Wha’s ragin’ flame, an’ scorchin’ heat,

Wad melt the hardest whunstane!

But almost all of the other entries for the word ‘heat’ are to do with emotion. In ‘The Author’s Earnest Cry and Prayer’, for example, Burns attempts to stir up protest by saying “An’ tell them a wi patriot heat,/ Ye winna bear it.” Burns then, uses the word in an attempt to fire the emotion of his readership against controversial legislation on the Scottish whisky industry in this forceful poem.
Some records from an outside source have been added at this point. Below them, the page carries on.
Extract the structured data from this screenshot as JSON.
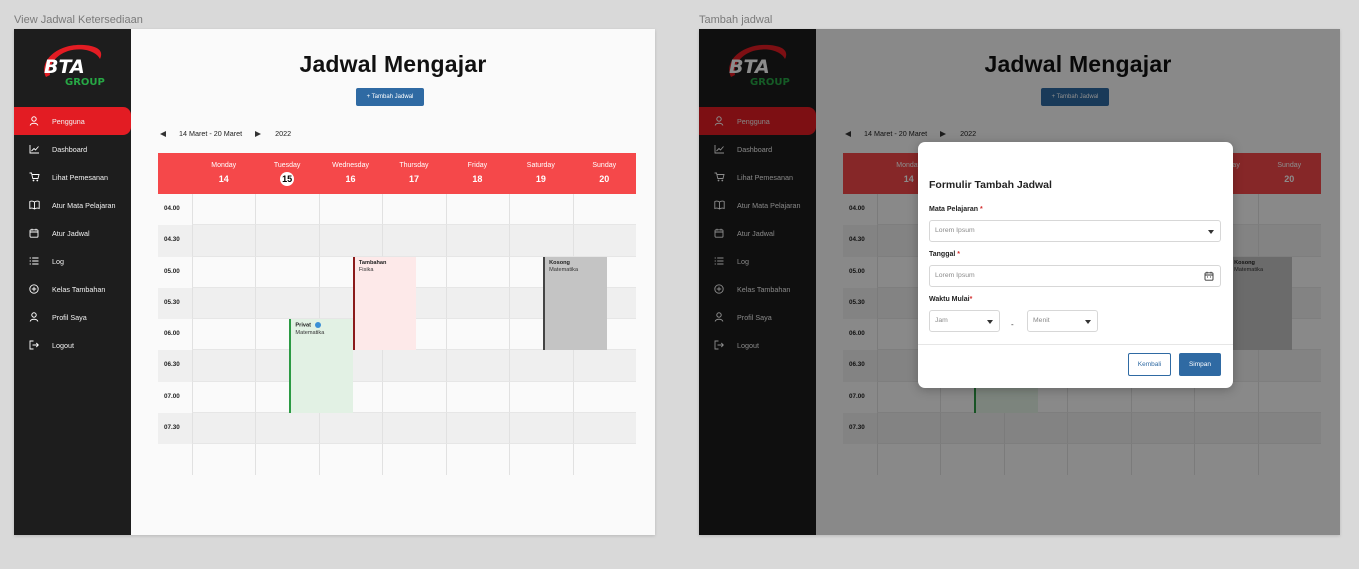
{
  "frames": {
    "view_label": "View Jadwal Ketersediaan",
    "add_label": "Tambah jadwal"
  },
  "brand": {
    "logo_top": "BTA",
    "logo_bottom": "GROUP"
  },
  "sidebar": {
    "items": [
      {
        "label": "Pengguna",
        "icon": "user-icon"
      },
      {
        "label": "Dashboard",
        "icon": "chart-line-icon"
      },
      {
        "label": "Lihat Pemesanan",
        "icon": "cart-icon"
      },
      {
        "label": "Atur Mata Pelajaran",
        "icon": "book-icon"
      },
      {
        "label": "Atur Jadwal",
        "icon": "calendar-icon"
      },
      {
        "label": "Log",
        "icon": "list-icon"
      },
      {
        "label": "Kelas Tambahan",
        "icon": "plus-circle-icon"
      },
      {
        "label": "Profil Saya",
        "icon": "user-icon"
      },
      {
        "label": "Logout",
        "icon": "logout-icon"
      }
    ],
    "active_index": 0
  },
  "header": {
    "title": "Jadwal Mengajar",
    "add_button": "+ Tambah Jadwal"
  },
  "date_nav": {
    "range": "14 Maret - 20 Maret",
    "year": "2022"
  },
  "calendar": {
    "days": [
      {
        "name": "Monday",
        "num": "14"
      },
      {
        "name": "Tuesday",
        "num": "15"
      },
      {
        "name": "Wednesday",
        "num": "16"
      },
      {
        "name": "Thursday",
        "num": "17"
      },
      {
        "name": "Friday",
        "num": "18"
      },
      {
        "name": "Saturday",
        "num": "19"
      },
      {
        "name": "Sunday",
        "num": "20"
      }
    ],
    "today": "15",
    "times": [
      "04.00",
      "04.30",
      "05.00",
      "05.30",
      "06.00",
      "06.30",
      "07.00",
      "07.30"
    ],
    "events": [
      {
        "title": "Tambahan",
        "subject": "Fisika"
      },
      {
        "title": "Kosong",
        "subject": "Matematika"
      },
      {
        "title": "Privat",
        "subject": "Matematika"
      }
    ]
  },
  "modal": {
    "title": "Formulir Tambah Jadwal",
    "subject_label": "Mata Pelajaran",
    "subject_placeholder": "Lorem Ipsum",
    "date_label": "Tanggal",
    "date_placeholder": "Lorem Ipsum",
    "time_label": "Waktu Mulai",
    "hour_placeholder": "Jam",
    "minute_placeholder": "Menit",
    "separator": "-",
    "required_mark": "*",
    "back_button": "Kembali",
    "save_button": "Simpan"
  },
  "colors": {
    "accent_red": "#e31c23",
    "header_red": "#f5484a",
    "primary_blue": "#2f6aa3",
    "sidebar_bg": "#1d1d1d",
    "event_fisika": "#fde9e9",
    "event_kosong": "#c4c4c4",
    "event_privat": "#e2f1e4"
  }
}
In ‘O leave Novels’ though Burns writes:

Your fine Tom Jones and Gandison’s

They make your youthful fancies real;

They heat your brains, and fire your veins,

And then you’re prey for Rob Mossgiel.

Burns makes references to the novels by Fielding and Richardson Tom Jones and Sir Charles Grandison respectively, telling the ‘Mauchline Belles’ not to read them, as they are sexually explicit. And that if they do then they will be “prey for Rob Mossgiel”- aka Burns himself! This shouldn’t be read as being sexist, though, as Burns is doing this in order to make a joke at himself – playing on some peoples’ perception of him as a womaniser. It is very much meant to be funny, and in this vein, as Juliet Linden Bicket points out, “the whole piece becomes a masterwork of self-parody.”

I know I said there would be nothing steamy here, but I don’t think this self-mocking counts!

So burns, it would seem, poetically at least, finds no (literal) warmth in ‘heat’. He does, however, seem to prefer using the term in a much more figurative sense, to mean the firing of emotions/inspiration (or arousal perhaps…).

So to stay warm this winter, forget the coco by the fireside, or the reading a book in a onesy (unless it’s Fielding of course), and think about getting inspired. Nothing like a good fit of emotion to keep you warm on a long winter’s night!